As I listen to Beethoven’s third symphony in a small coffee shop in Pueblo, Colorado on my IPod and write this post I realize that Beethoven had finally found his own voice. Prior to writing the third he was still writing fairly conventional music for his time. The music he was now composing was unprecedented and broke all the rules from his predecessors. In a recent post from the Harvard Business Review blog, Robert Greenberg, a music historian said that Beethoven reserved the right to do exactly as he pleased. He also mentioned that the music was expressively free and innovative. Once he started writing this new type of music, a group of influential people opposed him publicly and personally.
How Beethoven handled opposition
A violinist asked him directly whether these works were music at all.

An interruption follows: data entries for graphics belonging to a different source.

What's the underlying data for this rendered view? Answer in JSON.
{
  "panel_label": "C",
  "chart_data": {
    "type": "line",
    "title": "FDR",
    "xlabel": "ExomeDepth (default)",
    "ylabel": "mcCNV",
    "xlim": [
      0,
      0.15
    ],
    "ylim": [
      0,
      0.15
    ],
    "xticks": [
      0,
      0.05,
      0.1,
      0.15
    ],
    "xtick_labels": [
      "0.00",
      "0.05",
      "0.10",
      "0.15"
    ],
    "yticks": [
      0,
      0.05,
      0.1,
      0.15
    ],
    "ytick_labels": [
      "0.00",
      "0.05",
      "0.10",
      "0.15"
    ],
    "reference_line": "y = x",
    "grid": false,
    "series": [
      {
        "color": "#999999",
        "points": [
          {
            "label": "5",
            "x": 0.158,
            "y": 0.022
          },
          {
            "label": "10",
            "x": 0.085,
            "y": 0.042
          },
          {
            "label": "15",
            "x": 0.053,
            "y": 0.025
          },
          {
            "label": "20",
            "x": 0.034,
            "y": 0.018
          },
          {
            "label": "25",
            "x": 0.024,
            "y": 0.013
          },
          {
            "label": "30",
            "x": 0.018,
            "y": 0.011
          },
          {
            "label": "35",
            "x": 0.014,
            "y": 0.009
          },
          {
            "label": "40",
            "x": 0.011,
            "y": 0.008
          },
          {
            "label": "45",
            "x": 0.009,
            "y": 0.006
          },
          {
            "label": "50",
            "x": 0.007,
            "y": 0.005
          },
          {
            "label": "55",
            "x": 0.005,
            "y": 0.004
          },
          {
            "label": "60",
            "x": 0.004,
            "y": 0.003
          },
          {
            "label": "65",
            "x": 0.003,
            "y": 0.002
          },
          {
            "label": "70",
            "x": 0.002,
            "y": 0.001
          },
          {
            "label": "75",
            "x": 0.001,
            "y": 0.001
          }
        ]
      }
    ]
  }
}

Beethoven responded unfazed, “Oh”, he said, “they are not for you, but for a later age”. Beethoven did not let this hostility stop him from continuing to write music in his style and never stopped innovating.
Music was never the same
- Chopin, Mendelssohn, Schuman, Brahms, Verdi, Schubert and Liszt as well as several modern composers claimed him as the principal shaping force in their musical career.
- Because his music has the power to encourage the spirit of individual freedom China in the 1970s banned his music.
- In 1985, Beethoven’s Ode to Joy from his 9th Symphony became the official national anthem for the European Community.
- He is the subject of biographies, movies, plays, poems, and is widely acknowledged universally around the world.
I’m not a classical music expert but for me, he represents a larger than life genius who despite all his troubles, disabilities and personal circumstances was able to change music forever and did not let the pundits stop him from expressing his own voice.
- Do you resist innovation or quickly embrace it?
- Have you experienced opposition, ridicule or a hostile reaction because you embraced innovation?